Napoléon (de Ridley Scott)
Première règle importante au moment d'aborder le film Napoléon, qui tel un Bic 4 couleurs percé fait couler beaucoup d'encre : comprendre qu'il s'agit d'un long métrage de fiction, certes basé sur des faits bien réels, mais pas un documentaire historique, tourné pour les besoins de History Channel. Autre règle évidente à saisir : l'histoire et la culture de France sont loin d'être des préoccupations prégnantes au moment d'obtenir des financements pour réaliser un blockbuster hollywoodien, censé rapporter des sommes colossales au box-office et à Apple. Bref, le réalisateur c'est Ridley Scott et pas Franck Ferrand, pour citer un de ces illustres guignols qui s'auto érigent, chez nous, en défenseurs de notre patrimoine poudré. Et puis l'histoire, c'est une question de point de vue, ça peut aussi et surtout s'écrire en fonction des victoires (et donc s'effacer pour les défaites); n'oubliez pas que si Napoléon est une pièce maîtresse de l'identité française de ces derniers siècles, il est aussi pour certains de nos voisins le "condottiere" d'une armée qui s'est livrée aux pires turpitudes, pillages, viols et autres petites espiègleries sur la grande route de la conquête universelle et de la Grandeur Française.
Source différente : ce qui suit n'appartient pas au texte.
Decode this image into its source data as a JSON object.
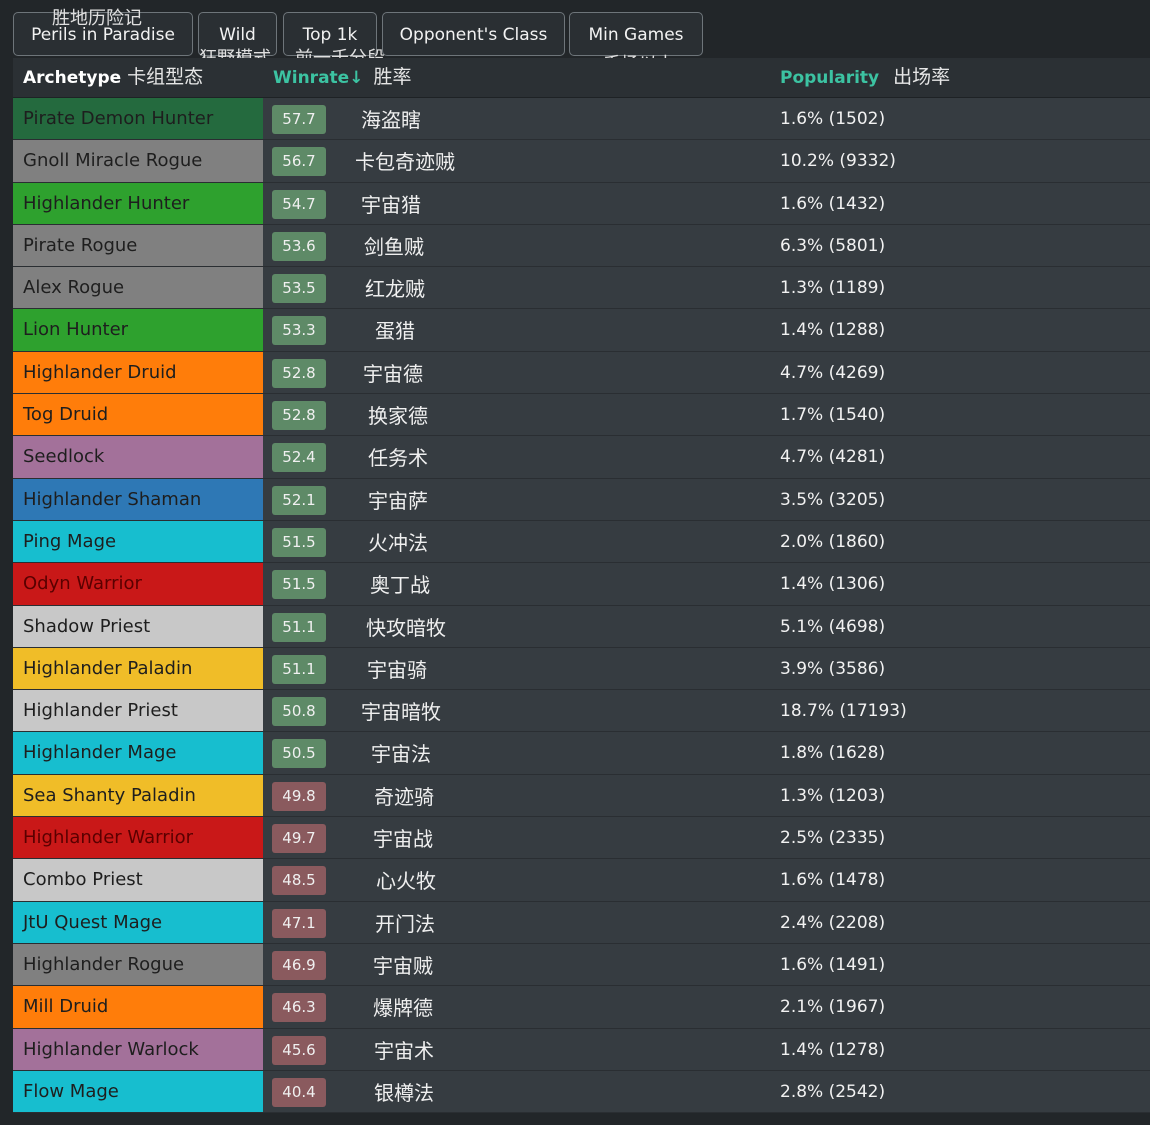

Globalement bien troussé, ce Napoléon là hésite durant plus de deux heures entre la chronique sentimentale d'un futur empereur, réellement immature et sous l'emprise d'une femme aussi volage que nécessaire, et la chronique d'une ascension irrésistible, d'un général qui sait comment mener les batailles et les remporter, notamment grâce à une tactique infaillible, l'équivalent du 4-4-2 sur un terrain de foot, à savoir : déployer les canons et tirer dans le tas, sans se soucier du nombre de victimes. La belle reconstitution (qui ressemble à une partie d'échecs diabolique) de l'ultime boucherie, celle de Waterloo, met particulièrement bien en évidence ce que signifie l'expression "chair à canon", la manière dont certains grands noms sont rentrés dans l'Histoire, en jetant en pâture à l'ennemi et à la postérité des générations entières, qui se sacrifient pour que leur roi/empereur/commandant passent à l'éternité, sous la forme de statues recouvertes des déjections de pigeons, sur nos places publiques. Grandeur et décadence d'un personnage qui est aussi un mythe. C'est cela l'ironie du Napoléon de Ridley Scott, la version grand spectacle parfois pathétique, voire ironique, de celui qui reste avant tout un homme qui n'avait pas les codes de la noblesse et des grands noms de son époque, mais qui s'est installé à leur table, tout en s'essuyant les bottes sur les belles nappes des principales cours européennes. Un napoléon convaincu d'œuvrer pour la France et pour la paix, capable de trucider tout ce qui se dresse entre lui et ce joli rêve, mais qui pleurniche devant Joséphine de Beauharnais, même lorsqu'il prend la décision de la répudier. Et si finalement ce qu'on reprochait le plus au film de Ridley Scott, c'était de pointer douloureusement du doigt tout le ridicule qu'il y a dans ce genre de héros historique, dont les faits d'arme souffrent clairement d'une réinterprétation hagiographique outrancière ? Nous pouvons les pardonner; après tout, c'est du même mal dont souffrent aujourd'hui nos gouvernants, Macronette Premier, pour commencer.